La jeune Marie ne manque cependant pas de poser une question : « Comment cela va-t-il se faire ? » Elle ne demande pas une preuve ; elle demande la grâce de saisir le sens de ce qui arrive. Car la foi n’est pas l’acceptation du non-sens ; on ne « gobe » pas n’importe quoi quand on est croyant. Mais cette recherche du sens est ouverte par En-haut, elle n’est pas fermée sur notre esprit qui pense pouvoir tout maîtriser. La foi se trouve là : dans l’accueil d’un sens, qui va permettre la confiance par-delà le constat.

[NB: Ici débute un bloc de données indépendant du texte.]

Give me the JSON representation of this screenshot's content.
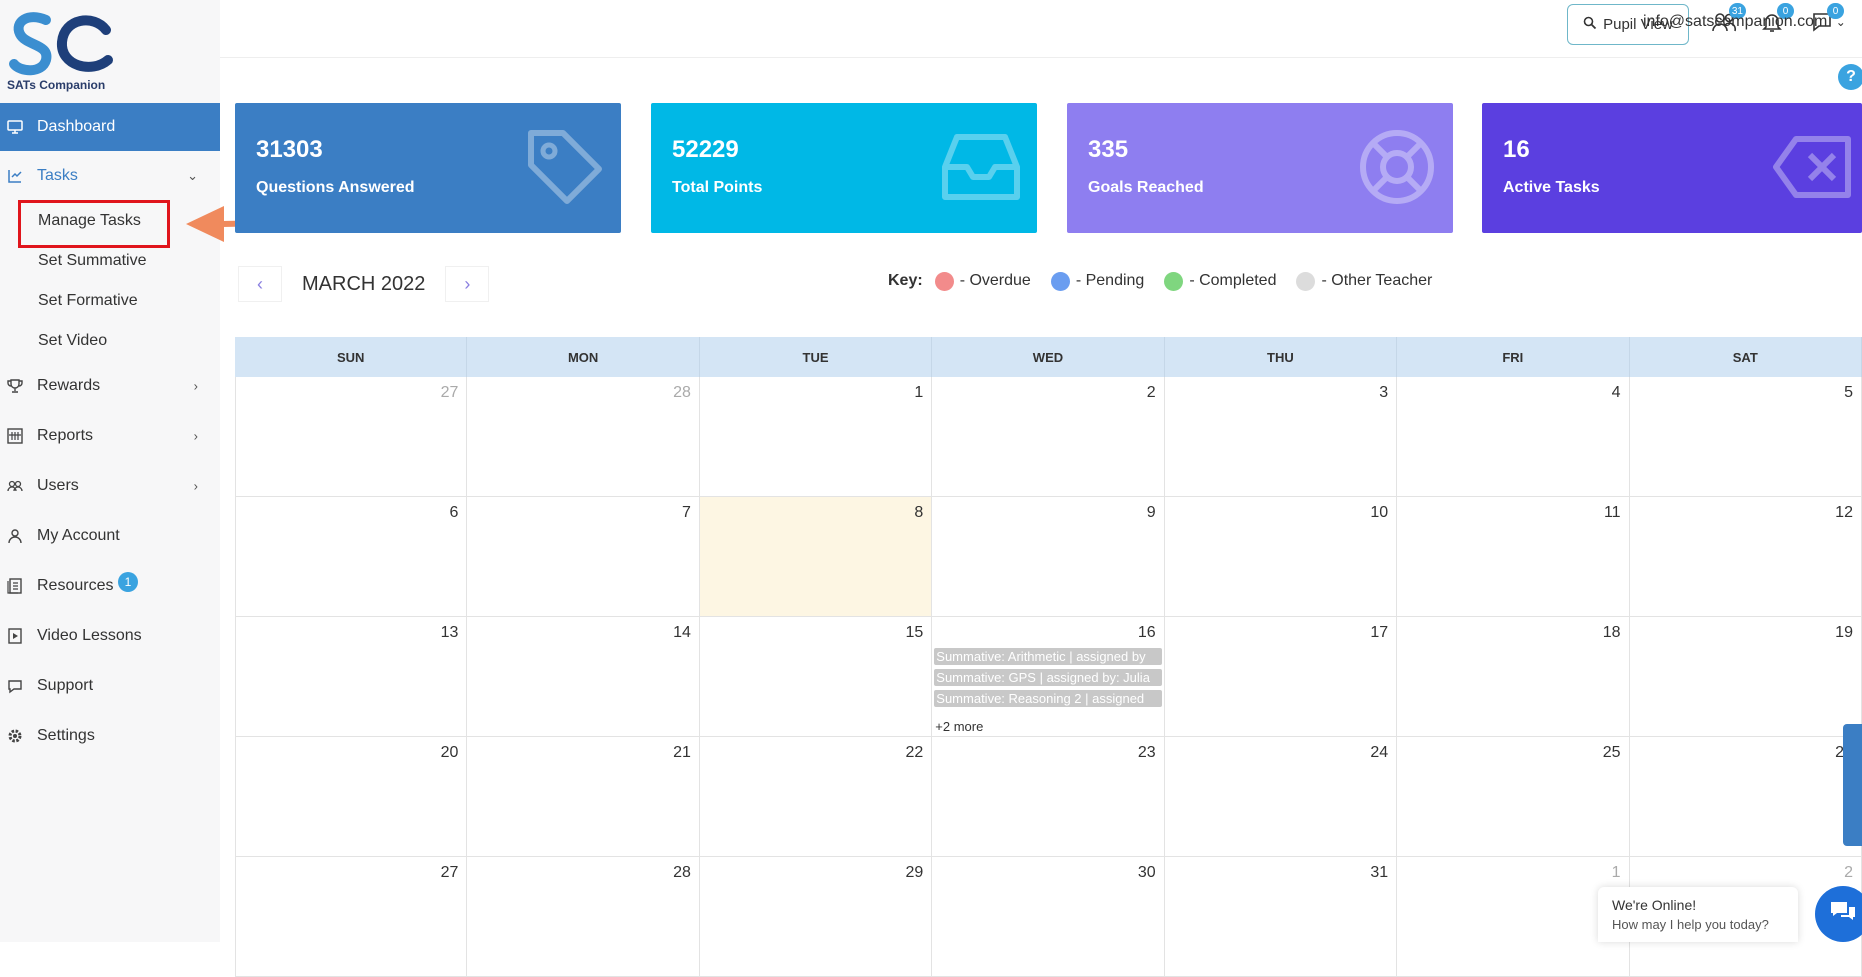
{
  "brand": {
    "logo_text": "SATs Companion"
  },
  "sidebar": {
    "items": [
      {
        "label": "Dashboard",
        "icon": "monitor-icon"
      },
      {
        "label": "Tasks",
        "icon": "tasks-icon"
      },
      {
        "label": "Rewards",
        "icon": "trophy-icon"
      },
      {
        "label": "Reports",
        "icon": "reports-icon"
      },
      {
        "label": "Users",
        "icon": "users-icon"
      },
      {
        "label": "My Account",
        "icon": "account-icon"
      },
      {
        "label": "Resources",
        "icon": "resources-icon",
        "badge": "1"
      },
      {
        "label": "Video Lessons",
        "icon": "video-icon"
      },
      {
        "label": "Support",
        "icon": "chat-icon"
      },
      {
        "label": "Settings",
        "icon": "gear-icon"
      }
    ],
    "tasks_sub": [
      "Manage Tasks",
      "Set Summative",
      "Set Formative",
      "Set Video"
    ]
  },
  "topbar": {
    "pupil_view": "Pupil View",
    "users_badge": "31",
    "bell_badge": "0",
    "messages_badge": "0",
    "email": "info@satscompanion.com",
    "help": "?"
  },
  "stats": [
    {
      "value": "31303",
      "label": "Questions Answered",
      "color": "#3b7ec4"
    },
    {
      "value": "52229",
      "label": "Total Points",
      "color": "#00b8e6"
    },
    {
      "value": "335",
      "label": "Goals Reached",
      "color": "#8e7ef0"
    },
    {
      "value": "16",
      "label": "Active Tasks",
      "color": "#5b3fe0"
    }
  ],
  "calendar": {
    "month": "MARCH 2022",
    "prev": "‹",
    "next": "›",
    "key_label": "Key:",
    "key": [
      {
        "label": "- Overdue",
        "color": "#f28b8b"
      },
      {
        "label": "- Pending",
        "color": "#6a9df0"
      },
      {
        "label": "- Completed",
        "color": "#7fd67f"
      },
      {
        "label": "- Other Teacher",
        "color": "#dcdcdc"
      }
    ],
    "weekdays": [
      "SUN",
      "MON",
      "TUE",
      "WED",
      "THU",
      "FRI",
      "SAT"
    ],
    "weeks": [
      [
        "27",
        "28",
        "1",
        "2",
        "3",
        "4",
        "5"
      ],
      [
        "6",
        "7",
        "8",
        "9",
        "10",
        "11",
        "12"
      ],
      [
        "13",
        "14",
        "15",
        "16",
        "17",
        "18",
        "19"
      ],
      [
        "20",
        "21",
        "22",
        "23",
        "24",
        "25",
        "26"
      ],
      [
        "27",
        "28",
        "29",
        "30",
        "31",
        "1",
        "2"
      ]
    ],
    "events": [
      "Summative: Arithmetic | assigned by",
      "Summative: GPS | assigned by: Julia",
      "Summative: Reasoning 2 | assigned"
    ],
    "more": "+2 more"
  },
  "chat": {
    "line1": "We're Online!",
    "line2": "How may I help you today?"
  }
}
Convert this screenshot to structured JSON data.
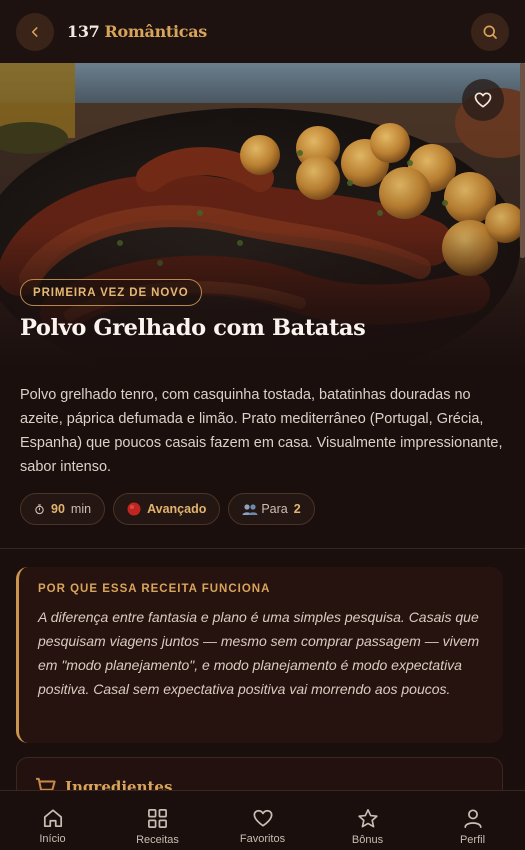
{
  "header": {
    "count": "137",
    "brand_word": "Românticas"
  },
  "recipe": {
    "badge": "PRIMEIRA VEZ DE NOVO",
    "title": "Polvo Grelhado com Batatas",
    "description": "Polvo grelhado tenro, com casquinha tostada, batatinhas douradas no azeite, páprica defumada e limão. Prato mediterrâneo (Portugal, Grécia, Espanha) que poucos casais fazem em casa. Visualmente impressionante, sabor intenso.",
    "time_value": "90",
    "time_unit": "min",
    "difficulty": "Avançado",
    "serves_prefix": "Para",
    "serves_value": "2"
  },
  "why": {
    "title": "POR QUE ESSA RECEITA FUNCIONA",
    "text": "A diferença entre fantasia e plano é uma simples pesquisa. Casais que pesquisam viagens juntos — mesmo sem comprar passagem — vivem em \"modo planejamento\", e modo planejamento é modo expectativa positiva. Casal sem expectativa positiva vai morrendo aos poucos."
  },
  "ingredients": {
    "title": "Ingredientes"
  },
  "nav": [
    {
      "label": "Início",
      "icon": "home-icon"
    },
    {
      "label": "Receitas",
      "icon": "grid-icon"
    },
    {
      "label": "Favoritos",
      "icon": "heart-icon"
    },
    {
      "label": "Bônus",
      "icon": "star-icon"
    },
    {
      "label": "Perfil",
      "icon": "user-icon"
    }
  ],
  "colors": {
    "background": "#1b0f0e",
    "accent": "#d8a45a",
    "difficulty_dot": "#c0261f"
  }
}
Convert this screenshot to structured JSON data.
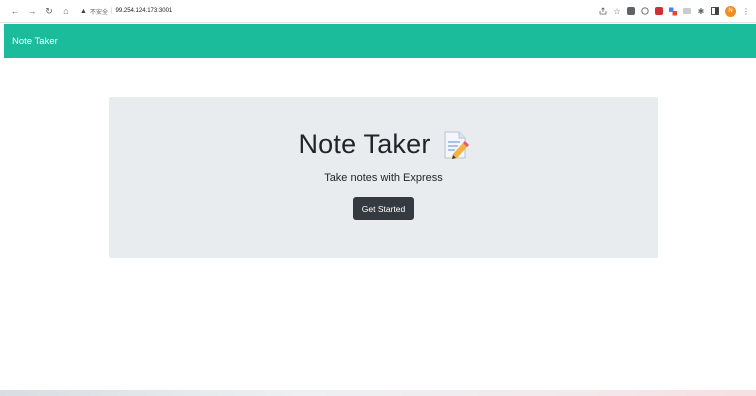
{
  "browser": {
    "security_label": "不安全",
    "url": "99.254.124.173:3001"
  },
  "navbar": {
    "brand": "Note Taker",
    "color": "#1abc9c"
  },
  "hero": {
    "title": "Note Taker",
    "subtitle": "Take notes with Express",
    "button_label": "Get Started",
    "icon": "memo-icon"
  },
  "profile": {
    "avatar_letter": "N",
    "avatar_color": "#f28b22"
  }
}
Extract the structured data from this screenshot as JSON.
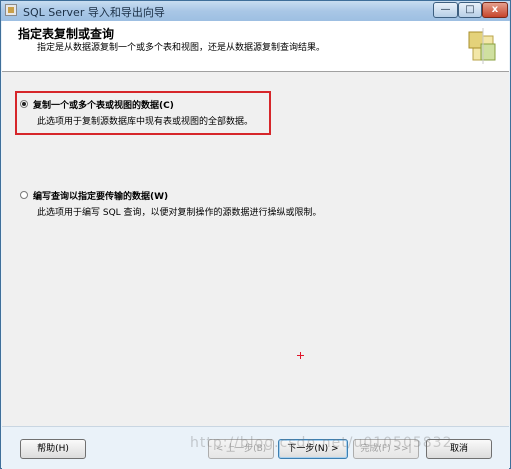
{
  "window": {
    "title": "SQL Server 导入和导出向导",
    "minimize_glyph": "—",
    "maximize_glyph": "□",
    "close_glyph": "x"
  },
  "header": {
    "title": "指定表复制或查询",
    "subtitle": "指定是从数据源复制一个或多个表和视图，还是从数据源复制查询结果。",
    "logo_icon": "wizard-logo-icon"
  },
  "options": [
    {
      "label": "复制一个或多个表或视图的数据(C)",
      "description": "此选项用于复制源数据库中现有表或视图的全部数据。",
      "selected": true
    },
    {
      "label": "编写查询以指定要传输的数据(W)",
      "description": "此选项用于编写 SQL 查询，以便对复制操作的源数据进行操纵或限制。",
      "selected": false
    }
  ],
  "buttons": {
    "help": "帮助(H)",
    "back": "< 上一步(B)",
    "next": "下一步(N) >",
    "finish": "完成(F) >>|",
    "cancel": "取消"
  },
  "watermark": "http://blog.csdn.net/u010505832",
  "colors": {
    "highlight_border": "#d6262a",
    "cursor": "#e0152a"
  }
}
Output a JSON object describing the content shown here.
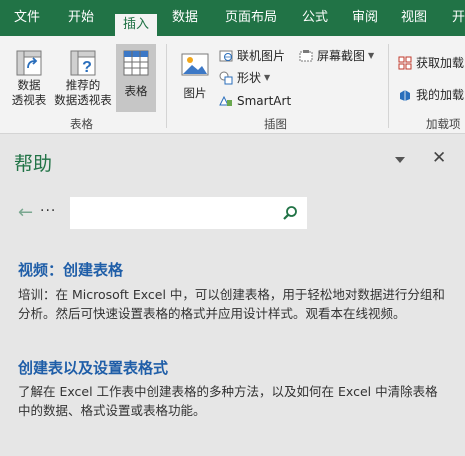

J’aime alors cette parole du peuple dans le livre de l’Exode, quand Moïse fait lecture du livre de l’Alliance : « Tout ce que le Seigneur a dit, nous le ferons et nous comprendrons » (Ex 24,7). Non pas : nous le comprendrons et alors nous le ferons ; ça, c’est valable dans l’obéissance humaine. Mais dans l’obéissance à Dieu, nous faisons et nous comprenons. Tant qu’on reste un spectateur extérieur et qu’on attend des preuves les bras croisés, on est difficilement touché par la grâce. Par la bouche du prophète Isaïe, le Seigneur avait donc prévenu : « Si vous ne croyez pas, vous ne comprendrez pas » (Is 7,9).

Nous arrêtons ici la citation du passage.